Bradford pear trees are popular landscaping trees because of their white blossoms. They are also popular because they do not have destructive root systems that invade septic systems or crack and lift paved surfaces. Bradford pear trees require trimming because of their fast vertical growth that produces weak limbs. If trimming is not done, the branches can crack easily. These cracks can become an entry point for pests and disease. With proper trimming, splintering and breakage can be avoided and strong branch growth will occur.
Plan to do the most trimming during the first three growing seasons. Pruning early will strengthen the tree and help keep it safe from damage as it matures.
Choose a branch in the center of the tree that is growing vertically to be the branch leader. This should be done as soon as the tree is planted. However, it is never too late to begin. Even a 3-year-old tree can be retrained.

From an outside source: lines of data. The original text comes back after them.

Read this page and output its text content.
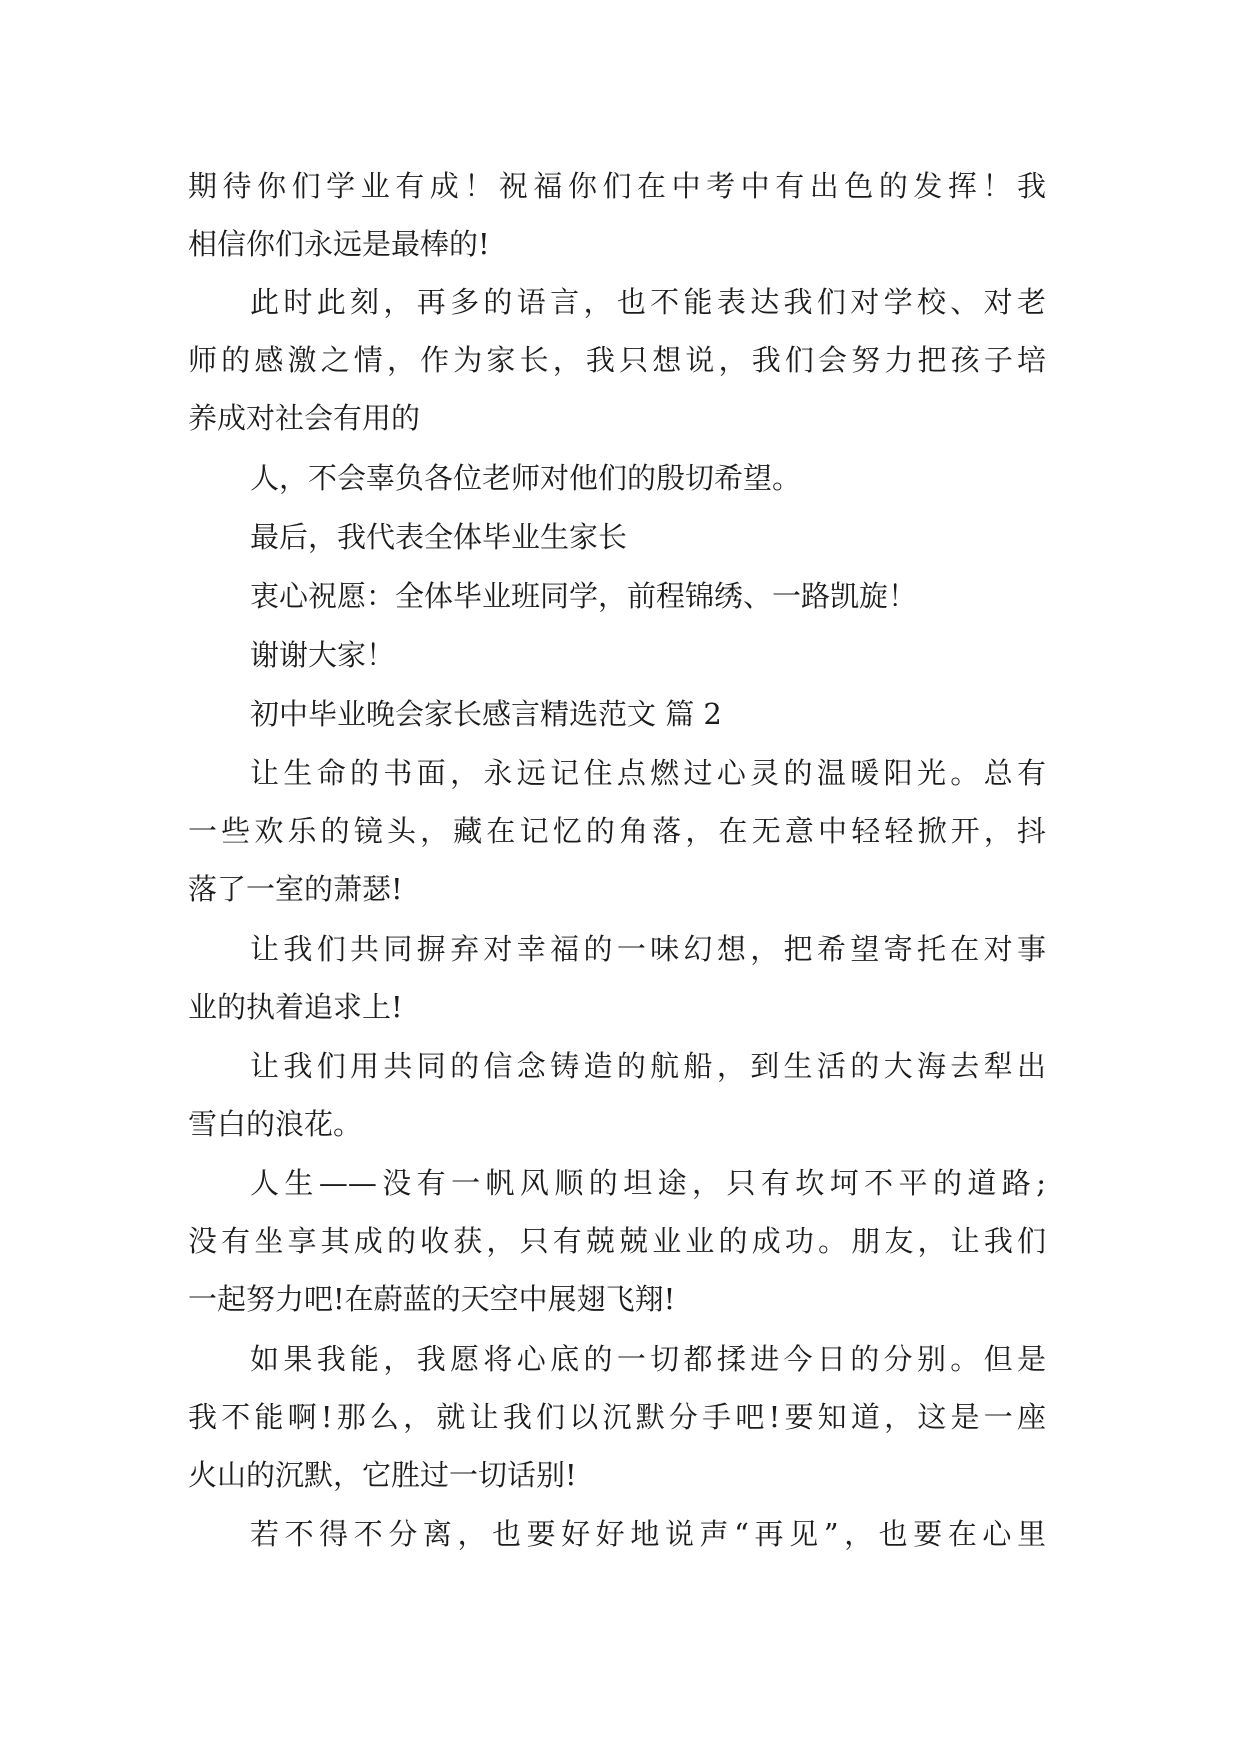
期待你们学业有成！祝福你们在中考中有出色的发挥！我
相信你们永远是最棒的!
此时此刻，再多的语言，也不能表达我们对学校、对老
师的感激之情，作为家长，我只想说，我们会努力把孩子培
养成对社会有用的
人，不会辜负各位老师对他们的殷切希望。
最后，我代表全体毕业生家长
衷心祝愿：全体毕业班同学，前程锦绣、一路凯旋！
谢谢大家！
初中毕业晚会家长感言精选范文 篇 2
让生命的书面，永远记住点燃过心灵的温暖阳光。总有
一些欢乐的镜头，藏在记忆的角落，在无意中轻轻掀开，抖
落了一室的萧瑟!
让我们共同摒弃对幸福的一味幻想，把希望寄托在对事
业的执着追求上!
让我们用共同的信念铸造的航船，到生活的大海去犁出
雪白的浪花。
人生——没有一帆风顺的坦途，只有坎坷不平的道路;
没有坐享其成的收获，只有兢兢业业的成功。朋友，让我们
一起努力吧!在蔚蓝的天空中展翅飞翔!
如果我能，我愿将心底的一切都揉进今日的分别。但是
我不能啊!那么，就让我们以沉默分手吧!要知道，这是一座
火山的沉默，它胜过一切话别!
若不得不分离，也要好好地说声“再见”，也要在心里
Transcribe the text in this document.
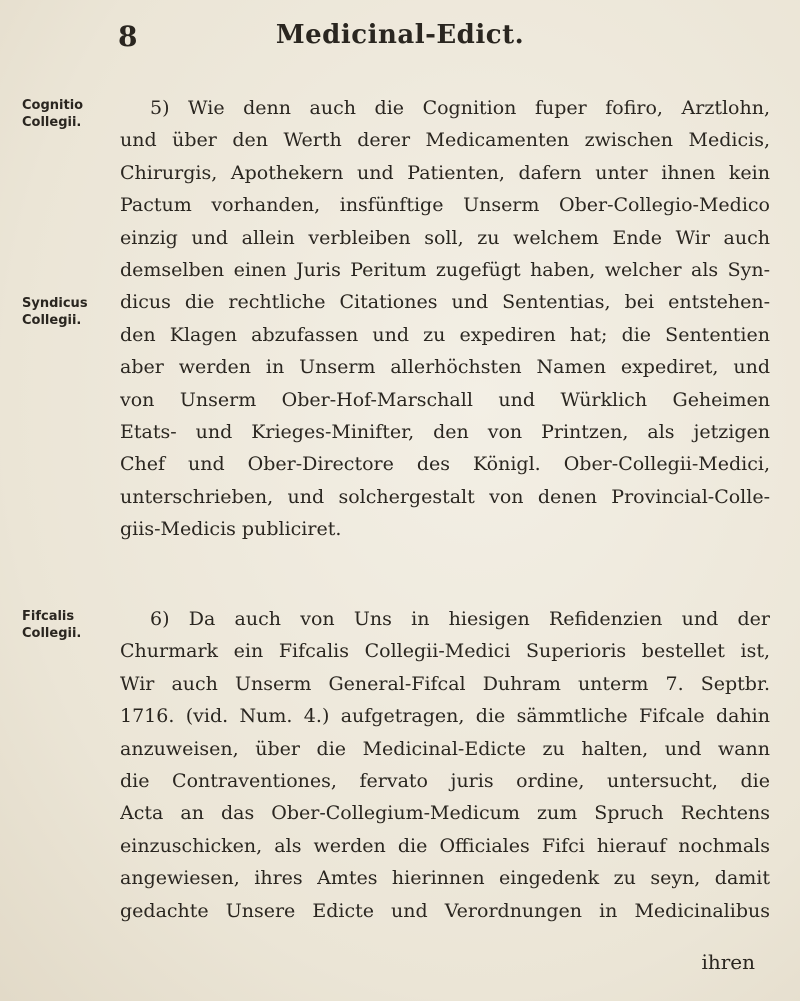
8	Medicinal-Edict.
Cognitio
Collegii.
Syndicus
Collegii.
Fifcalis
Collegii.
5) Wie denn auch die Cognition fuper fofiro, Arztlohn,
und über den Werth derer Medicamenten zwischen Medicis,
Chirurgis, Apothekern und Patienten, dafern unter ihnen kein
Pactum vorhanden, insfünftige Unserm Ober-Collegio-Medico
einzig und allein verbleiben soll, zu welchem Ende Wir auch
demselben einen Juris Peritum zugefügt haben, welcher als Syn-
dicus die rechtliche Citationes und Sententias, bei entstehen-
den Klagen abzufassen und zu expediren hat; die Sententien
aber werden in Unserm allerhöchsten Namen expediret, und
von Unserm Ober-Hof-Marschall und Würklich Geheimen
Etats- und Krieges-Minifter, den von Printzen, als jetzigen
Chef und Ober-Directore des Königl. Ober-Collegii-Medici,
unterschrieben, und solchergestalt von denen Provincial-Colle-
giis-Medicis publiciret.
6) Da auch von Uns in hiesigen Refidenzien und der
Churmark ein Fifcalis Collegii-Medici Superioris bestellet ist,
Wir auch Unserm General-Fifcal Duhram unterm 7. Septbr.
1716. (vid. Num. 4.) aufgetragen, die sämmtliche Fifcale dahin
anzuweisen, über die Medicinal-Edicte zu halten, und wann
die Contraventiones, fervato juris ordine, untersucht, die
Acta an das Ober-Collegium-Medicum zum Spruch Rechtens
einzuschicken, als werden die Officiales Fifci hierauf nochmals
angewiesen, ihres Amtes hierinnen eingedenk zu seyn, damit
gedachte Unsere Edicte und Verordnungen in Medicinalibus
ihren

Cut and remove one-half of the other branches that are growing vertically. After trimming they should be shorter than the branch leader.
Cut and remove any dead, decaying or diseased branches.
Cut and remove any branches that rub against another. Opt to cut and remove the branch that is growing the most vertical, unless it is the central branch.
Inspect the tree for branches that are growing within 15 inches of another. Cut and remove the most vertical growing branch to allow 15 inches of space between branches.
Cut and remove any suckers that grow from the tree's roots or trunk. Suckers have smooth skin and no bark.
Seal the cuts with black spray paint.